December 5 2013 Editor Assistance Newsletter
Apostrophes, or the up-hanging tick mark (') in a sentence, can be one of those make-it-or-break-it issues for a writer. If an apostrophe is used properly, it's invisible. The reader doesn't even notice it's there. However, if an apostrophe is used improperly - especially if it happens multiple times in a row - this can cause a reader to leave, never to return.
An apostrophe is used when a person owns something.
Bob's chromatic dragon
The lady's origami lotus flower
There can be confusion involving names ending in the letter S. It is always wisest to use an apostrophe for those names as well. The purpose of punctuation is to add clarity. Using an apostrophe for possession is adding meaning to a sentence. So you do want to say:
James's gelatinous cube
Miss Ross's pet cerulean unicorn
The sole exception here - for historical reasons - is with Jesus and Moses. If you are writing about these men you say
Jesus' and Moses'
without a following S.
Possessions – Plural:
When multiple people own something, you still need an apostrophe. However, the plural form moves the apostrophe to after the S which is denoting the plural. So - again only if there are multiple people involved - you would say:
The girls' fuchsia shoes
The fifteen students' patchouli-filled dorm rooms
The only time you should ever use an apostrophe in a contraction is if you could also properly say the phrase with two separate words in place of the one contracted word.
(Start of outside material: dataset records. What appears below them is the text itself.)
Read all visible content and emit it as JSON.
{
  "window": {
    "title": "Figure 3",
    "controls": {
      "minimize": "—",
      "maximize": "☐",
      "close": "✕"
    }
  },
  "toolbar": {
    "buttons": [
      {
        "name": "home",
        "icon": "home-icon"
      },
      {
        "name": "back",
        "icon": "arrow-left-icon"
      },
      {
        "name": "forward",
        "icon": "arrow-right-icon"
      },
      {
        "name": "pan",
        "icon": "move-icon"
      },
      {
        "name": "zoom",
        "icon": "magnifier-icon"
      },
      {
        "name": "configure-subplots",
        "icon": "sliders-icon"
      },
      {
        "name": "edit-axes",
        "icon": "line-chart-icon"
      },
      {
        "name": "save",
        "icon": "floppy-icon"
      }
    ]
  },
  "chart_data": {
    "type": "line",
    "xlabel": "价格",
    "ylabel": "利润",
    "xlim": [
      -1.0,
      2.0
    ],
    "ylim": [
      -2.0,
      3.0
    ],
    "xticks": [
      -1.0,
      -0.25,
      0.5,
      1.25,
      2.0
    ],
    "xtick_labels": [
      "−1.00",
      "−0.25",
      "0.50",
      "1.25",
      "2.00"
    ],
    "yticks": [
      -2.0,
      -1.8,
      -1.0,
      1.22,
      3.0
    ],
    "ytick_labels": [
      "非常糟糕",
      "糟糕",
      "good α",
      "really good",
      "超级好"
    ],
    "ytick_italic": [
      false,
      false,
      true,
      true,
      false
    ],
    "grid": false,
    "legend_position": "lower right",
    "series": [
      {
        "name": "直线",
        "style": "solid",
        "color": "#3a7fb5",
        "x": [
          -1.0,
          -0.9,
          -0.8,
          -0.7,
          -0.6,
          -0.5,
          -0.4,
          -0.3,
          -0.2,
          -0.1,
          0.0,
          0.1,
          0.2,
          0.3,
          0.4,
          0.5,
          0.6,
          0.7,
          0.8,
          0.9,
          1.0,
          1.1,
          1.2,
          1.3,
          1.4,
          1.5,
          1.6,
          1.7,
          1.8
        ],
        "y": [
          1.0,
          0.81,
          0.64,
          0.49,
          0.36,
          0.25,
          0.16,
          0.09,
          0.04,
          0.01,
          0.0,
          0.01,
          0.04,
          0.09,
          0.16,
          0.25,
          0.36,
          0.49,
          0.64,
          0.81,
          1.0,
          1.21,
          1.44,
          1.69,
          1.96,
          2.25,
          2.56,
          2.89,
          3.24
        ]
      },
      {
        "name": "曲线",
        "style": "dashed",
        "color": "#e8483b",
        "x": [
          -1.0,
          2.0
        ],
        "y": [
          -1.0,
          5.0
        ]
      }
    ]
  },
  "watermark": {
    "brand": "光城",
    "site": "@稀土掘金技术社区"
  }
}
This is an easy test to apply. So you should be able to do:
I shouldn't take Jose the Biker to Locke-Ober -> I should not take Jose the Biker to Locke-Ober
He isn't spitting his oysters out on his plate -> He is not spitting his oysters out on his plate
It's a lovely day to take a duck boat ride instead -> It is a lovely day to take a duck boat ride instead
This last case deserves special note because this relates to an error many new writers make, and it is one that they absolutely need to fix. The only time that you should ever use "it's" is if you could say "it is" in the exact same spot. The possessive words
his hers its
never use apostrophes. Only ever use an apostrophe if it is connecting two distinct words together.
The above three situations are the only times you use apostrophes.
You do not use apostrophes for plurals, ever. So whether you are talking about the Roaring 40s or the paisley-filled 1970s there are no apostrophes there. You are showing a plural of the years.
Take the time to learn the rules of apostrophes. They can be that final polishing step that brings your writing to the next level!